Nigel Bruce as Dr. Watson:
Unlike Bruce’s performances on-screen, this Dr. Watson is rather likeable. Watson is still quite taken with Holmes, but acutely aware of how often Holmes takes him for granted. He is aware, too, of the divide between them, Bruce’s radio Watson nowhere near as oblivious as his on-screen counterpart. In fact, this Watson is downright intelligent, something his on-screen counterpart could not claim. It is almost a shame that Bruce’s radio Watson did not grace the screen, for it is entirely possible that, had this performance made it into film, Bruce might have become the definitive Watson of an entire generation.
A note on Rathbone and Bruce:
It should also be pointed out that this series is, at times, quite light-hearted. Indeed, it is quite apparent that both Bruce and Rathbone had a good deal of fun with this series. There are a dozen or more references to their on-screen personas (often poking fun), making the series quite humourous. In fact, on several occasions Rathbone [Holmes] pokes fun at Watson [Bruce] for his unintelligible speech, going so far as to accuse Watson of mumbling. The pair are reminisce of a couple of adolescent school boys at times, the audience easily swept up in their gaiety.
A note on episodes:
Overall, some 250 episodes of The New Adventures of Sherlock Holmes were made. Sadly, many of these were lost (and, indeed, I was only able to find approximately 30 episodes). As such, individual episodes have not been reviewed.

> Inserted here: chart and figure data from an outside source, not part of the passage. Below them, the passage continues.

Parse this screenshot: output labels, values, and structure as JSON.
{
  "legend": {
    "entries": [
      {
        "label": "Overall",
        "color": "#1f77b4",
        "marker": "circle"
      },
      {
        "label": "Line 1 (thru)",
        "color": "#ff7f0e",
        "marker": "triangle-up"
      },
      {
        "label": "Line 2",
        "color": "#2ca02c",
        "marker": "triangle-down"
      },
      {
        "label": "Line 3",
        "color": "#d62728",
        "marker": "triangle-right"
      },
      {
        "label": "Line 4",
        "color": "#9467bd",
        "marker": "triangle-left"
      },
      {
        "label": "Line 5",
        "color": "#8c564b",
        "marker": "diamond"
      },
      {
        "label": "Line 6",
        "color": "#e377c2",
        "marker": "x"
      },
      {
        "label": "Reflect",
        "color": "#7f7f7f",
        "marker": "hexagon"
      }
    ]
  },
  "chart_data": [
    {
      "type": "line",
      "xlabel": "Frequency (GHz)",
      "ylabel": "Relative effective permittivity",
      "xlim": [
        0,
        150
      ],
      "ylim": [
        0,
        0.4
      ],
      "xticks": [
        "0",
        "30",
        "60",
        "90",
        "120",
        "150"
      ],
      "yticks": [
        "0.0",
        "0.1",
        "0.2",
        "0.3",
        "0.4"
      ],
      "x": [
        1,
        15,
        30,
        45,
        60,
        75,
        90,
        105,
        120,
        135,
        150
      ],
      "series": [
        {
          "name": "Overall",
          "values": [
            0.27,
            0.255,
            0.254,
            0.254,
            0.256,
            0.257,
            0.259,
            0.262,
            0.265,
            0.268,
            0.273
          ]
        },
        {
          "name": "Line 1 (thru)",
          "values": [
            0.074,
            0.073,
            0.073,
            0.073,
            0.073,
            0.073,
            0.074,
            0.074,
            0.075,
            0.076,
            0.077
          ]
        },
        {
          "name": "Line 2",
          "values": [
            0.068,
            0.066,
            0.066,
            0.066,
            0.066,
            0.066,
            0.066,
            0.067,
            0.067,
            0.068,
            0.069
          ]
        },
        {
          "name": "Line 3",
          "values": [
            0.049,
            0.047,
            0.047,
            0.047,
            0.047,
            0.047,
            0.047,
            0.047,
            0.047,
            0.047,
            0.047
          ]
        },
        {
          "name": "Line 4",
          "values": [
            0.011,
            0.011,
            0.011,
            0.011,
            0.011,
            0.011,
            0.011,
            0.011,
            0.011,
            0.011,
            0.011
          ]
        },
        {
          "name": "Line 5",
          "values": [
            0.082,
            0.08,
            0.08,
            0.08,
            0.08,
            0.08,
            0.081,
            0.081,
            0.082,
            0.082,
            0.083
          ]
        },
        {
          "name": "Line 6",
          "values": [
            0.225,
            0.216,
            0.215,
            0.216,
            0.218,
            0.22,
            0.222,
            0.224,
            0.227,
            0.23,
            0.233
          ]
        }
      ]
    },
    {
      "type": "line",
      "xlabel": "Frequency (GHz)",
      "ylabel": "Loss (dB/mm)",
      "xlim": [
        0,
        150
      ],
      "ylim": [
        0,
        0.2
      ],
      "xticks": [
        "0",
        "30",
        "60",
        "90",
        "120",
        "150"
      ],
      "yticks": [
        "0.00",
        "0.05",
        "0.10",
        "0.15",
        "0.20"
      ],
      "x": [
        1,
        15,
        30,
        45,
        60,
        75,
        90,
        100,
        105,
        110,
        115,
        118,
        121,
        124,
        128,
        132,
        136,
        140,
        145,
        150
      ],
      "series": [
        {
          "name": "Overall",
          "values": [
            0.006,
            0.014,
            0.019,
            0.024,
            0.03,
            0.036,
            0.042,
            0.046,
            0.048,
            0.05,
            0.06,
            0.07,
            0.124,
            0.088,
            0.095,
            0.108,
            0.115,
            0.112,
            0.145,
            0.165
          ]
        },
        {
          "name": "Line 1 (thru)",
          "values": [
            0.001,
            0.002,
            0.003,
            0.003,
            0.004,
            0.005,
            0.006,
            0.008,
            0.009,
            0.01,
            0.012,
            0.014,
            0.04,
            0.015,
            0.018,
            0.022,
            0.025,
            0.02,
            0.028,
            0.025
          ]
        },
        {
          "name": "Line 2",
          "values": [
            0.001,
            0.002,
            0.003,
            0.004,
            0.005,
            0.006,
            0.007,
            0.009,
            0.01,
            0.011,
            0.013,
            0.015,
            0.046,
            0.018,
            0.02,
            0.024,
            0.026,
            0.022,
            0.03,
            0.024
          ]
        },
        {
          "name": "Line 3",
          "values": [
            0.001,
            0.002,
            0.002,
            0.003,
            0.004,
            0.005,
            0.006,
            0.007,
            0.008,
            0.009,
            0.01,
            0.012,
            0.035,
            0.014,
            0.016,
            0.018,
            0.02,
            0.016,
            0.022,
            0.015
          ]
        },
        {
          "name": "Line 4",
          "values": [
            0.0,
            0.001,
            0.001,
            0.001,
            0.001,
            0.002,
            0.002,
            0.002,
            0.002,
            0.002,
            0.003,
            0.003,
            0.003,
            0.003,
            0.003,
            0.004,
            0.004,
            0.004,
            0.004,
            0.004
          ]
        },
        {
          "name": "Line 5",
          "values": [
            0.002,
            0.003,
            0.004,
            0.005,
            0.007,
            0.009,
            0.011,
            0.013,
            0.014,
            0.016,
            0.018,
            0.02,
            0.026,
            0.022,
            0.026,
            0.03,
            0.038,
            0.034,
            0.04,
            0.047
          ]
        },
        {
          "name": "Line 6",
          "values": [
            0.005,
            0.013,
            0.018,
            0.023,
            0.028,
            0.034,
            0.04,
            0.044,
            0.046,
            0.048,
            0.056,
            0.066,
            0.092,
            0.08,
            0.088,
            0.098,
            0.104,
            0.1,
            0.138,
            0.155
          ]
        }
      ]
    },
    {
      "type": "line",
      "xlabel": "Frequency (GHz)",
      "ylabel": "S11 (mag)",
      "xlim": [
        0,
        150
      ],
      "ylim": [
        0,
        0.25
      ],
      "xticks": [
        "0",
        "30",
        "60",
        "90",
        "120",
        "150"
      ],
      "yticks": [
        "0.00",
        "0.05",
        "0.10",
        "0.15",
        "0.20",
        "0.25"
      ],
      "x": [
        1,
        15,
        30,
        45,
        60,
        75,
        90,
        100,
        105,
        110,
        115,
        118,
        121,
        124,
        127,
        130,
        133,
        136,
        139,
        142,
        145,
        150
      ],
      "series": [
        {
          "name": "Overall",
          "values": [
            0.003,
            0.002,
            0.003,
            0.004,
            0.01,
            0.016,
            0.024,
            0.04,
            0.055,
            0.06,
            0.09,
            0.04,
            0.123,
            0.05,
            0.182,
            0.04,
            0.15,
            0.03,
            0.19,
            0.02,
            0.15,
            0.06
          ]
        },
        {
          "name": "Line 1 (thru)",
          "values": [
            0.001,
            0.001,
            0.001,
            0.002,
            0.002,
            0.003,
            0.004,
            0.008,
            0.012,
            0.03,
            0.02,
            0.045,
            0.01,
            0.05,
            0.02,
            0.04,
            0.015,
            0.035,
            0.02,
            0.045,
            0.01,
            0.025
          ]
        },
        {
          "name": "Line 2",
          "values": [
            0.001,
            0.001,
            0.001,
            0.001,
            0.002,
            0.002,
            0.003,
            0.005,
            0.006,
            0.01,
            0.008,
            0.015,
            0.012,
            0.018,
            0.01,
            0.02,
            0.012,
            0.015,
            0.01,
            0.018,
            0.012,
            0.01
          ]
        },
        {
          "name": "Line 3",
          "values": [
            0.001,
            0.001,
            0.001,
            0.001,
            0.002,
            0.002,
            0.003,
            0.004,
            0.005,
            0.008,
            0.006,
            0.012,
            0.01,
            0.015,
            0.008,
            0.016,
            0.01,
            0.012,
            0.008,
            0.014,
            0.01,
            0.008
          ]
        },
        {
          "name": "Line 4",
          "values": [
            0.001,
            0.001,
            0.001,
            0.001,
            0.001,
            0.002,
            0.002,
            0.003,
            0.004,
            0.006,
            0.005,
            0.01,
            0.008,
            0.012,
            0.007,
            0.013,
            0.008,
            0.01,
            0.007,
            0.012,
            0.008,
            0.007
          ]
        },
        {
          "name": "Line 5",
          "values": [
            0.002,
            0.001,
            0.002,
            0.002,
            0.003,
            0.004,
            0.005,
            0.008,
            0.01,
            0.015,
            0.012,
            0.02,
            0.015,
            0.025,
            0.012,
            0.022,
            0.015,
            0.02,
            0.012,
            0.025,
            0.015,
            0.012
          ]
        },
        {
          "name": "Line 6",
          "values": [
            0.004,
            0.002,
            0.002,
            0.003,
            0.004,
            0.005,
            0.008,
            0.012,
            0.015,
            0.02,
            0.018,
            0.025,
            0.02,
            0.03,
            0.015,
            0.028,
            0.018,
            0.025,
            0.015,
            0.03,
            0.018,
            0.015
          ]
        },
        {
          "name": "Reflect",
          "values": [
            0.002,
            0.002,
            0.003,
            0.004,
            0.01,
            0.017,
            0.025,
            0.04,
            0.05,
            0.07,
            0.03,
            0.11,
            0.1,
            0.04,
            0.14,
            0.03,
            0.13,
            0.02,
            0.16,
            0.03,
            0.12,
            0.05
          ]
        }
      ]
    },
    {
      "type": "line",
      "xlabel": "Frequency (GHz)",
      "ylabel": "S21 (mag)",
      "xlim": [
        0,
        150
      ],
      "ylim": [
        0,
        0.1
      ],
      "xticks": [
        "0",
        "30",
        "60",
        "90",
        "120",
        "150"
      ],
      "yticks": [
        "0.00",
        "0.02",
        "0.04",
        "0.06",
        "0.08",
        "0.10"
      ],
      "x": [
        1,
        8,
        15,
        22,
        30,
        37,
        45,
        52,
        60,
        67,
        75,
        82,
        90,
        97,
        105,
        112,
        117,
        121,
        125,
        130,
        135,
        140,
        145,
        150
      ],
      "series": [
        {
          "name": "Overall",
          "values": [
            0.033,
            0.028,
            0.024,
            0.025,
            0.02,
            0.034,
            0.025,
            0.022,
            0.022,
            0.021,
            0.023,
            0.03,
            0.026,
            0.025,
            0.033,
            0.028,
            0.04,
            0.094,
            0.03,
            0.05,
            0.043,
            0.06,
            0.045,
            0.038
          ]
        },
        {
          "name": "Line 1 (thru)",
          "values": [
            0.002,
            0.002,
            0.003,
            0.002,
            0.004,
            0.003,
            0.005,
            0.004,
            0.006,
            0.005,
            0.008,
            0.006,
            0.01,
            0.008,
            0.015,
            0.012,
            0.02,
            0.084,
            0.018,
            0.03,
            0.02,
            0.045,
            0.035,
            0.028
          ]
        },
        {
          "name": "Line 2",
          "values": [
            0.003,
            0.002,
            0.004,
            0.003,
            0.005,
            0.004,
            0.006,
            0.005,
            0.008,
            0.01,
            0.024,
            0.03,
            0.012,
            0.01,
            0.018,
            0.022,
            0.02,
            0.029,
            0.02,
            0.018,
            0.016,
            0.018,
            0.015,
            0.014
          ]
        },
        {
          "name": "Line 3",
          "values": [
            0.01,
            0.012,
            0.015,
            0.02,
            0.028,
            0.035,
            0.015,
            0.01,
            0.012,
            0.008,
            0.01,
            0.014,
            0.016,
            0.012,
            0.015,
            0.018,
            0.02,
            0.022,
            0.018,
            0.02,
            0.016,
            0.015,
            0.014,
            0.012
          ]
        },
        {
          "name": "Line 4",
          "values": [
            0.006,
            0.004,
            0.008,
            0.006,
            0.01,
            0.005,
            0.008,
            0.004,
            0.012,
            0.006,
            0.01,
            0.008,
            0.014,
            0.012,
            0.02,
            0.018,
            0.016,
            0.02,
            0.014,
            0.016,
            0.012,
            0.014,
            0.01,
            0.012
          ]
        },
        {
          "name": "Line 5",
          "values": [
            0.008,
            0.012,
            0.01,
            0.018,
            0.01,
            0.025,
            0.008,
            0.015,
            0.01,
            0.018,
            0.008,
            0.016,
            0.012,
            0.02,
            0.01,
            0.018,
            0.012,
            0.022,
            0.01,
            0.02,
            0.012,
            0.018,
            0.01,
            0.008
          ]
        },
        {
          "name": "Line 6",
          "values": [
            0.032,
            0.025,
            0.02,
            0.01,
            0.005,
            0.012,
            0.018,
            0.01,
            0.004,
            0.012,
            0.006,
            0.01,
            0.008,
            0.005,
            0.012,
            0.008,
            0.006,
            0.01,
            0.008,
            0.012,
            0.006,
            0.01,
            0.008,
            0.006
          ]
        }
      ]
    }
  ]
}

Each episode runs thirty minutes (thereabouts) in length, and is preceded, followed, and interrupted by a message from the sponsor (in most cases Petri wine). This was quite cleverly done, the series formatted in such a way as to have the sponsor’s spokesperson show up at Dr. Watson’s home (who is now retired and living in California), so that Watson could share stories of Sherlock Holmes over a glass of Petri wine.
Oddly enough, perhaps the most delightful element of all is the advertising. This sounds strange, I am sure, but it amused me beyond comprehension to hear these ‘old-time’ advertisements. I now know that Petri wine was handed down from father to son, from father to son… In addition to Petri commercials, the episodes are also ripe with WWII propaganda. Truly, these are a fascinating look back into history.
As mentioned above, the light-hearted, humourous feel that most of these episodes contained was also quite refreshing. I’d find myself grinning as I listened to these, the occasionally huff of laughter no doubt startling those around me who were not privy to my iPod.
Less delightful elements:
As each episode is only thirty minutes in length, the cases tend to feel quite rushed. Although (for the most part) each episode is still quite engaging, one would imagine that the series would be vastly improved had they been allotted more time.
This was likely an impossiblilty, as our second complaint will attest, for one can easily imagine, especially during the midst of a global war, that funds were not available for anything longer than thirty minutes. This is apparent, too, in the quality of the broadcasts. It is at times quite apparent that the actors were not given enough time to rehearse, that second takes were not permitted, and that the ‘props’ department had a limited budget. It should be noted, however, that there is a sense of charm in the low-budget feel of these plays.
As mentioned above, the series contains a mixture of Canon based stories (often modified to suit the short runtime) and a series of pastiches. While, for the most part, the pastiches were quite original (and fascinating) they were, at times, lacking in authenticity (i.e., they were quite unrealistic, not to mention out of character for both Holmes and Watson). The writers, too, seem to have a singular obsession with Irene Adler (something which irks me beyond measure). Moriarty, too, turns up far too often for a man presumed dead.
Overall, though, this series is quite charming, and manages to earn a solid three out of five pipes.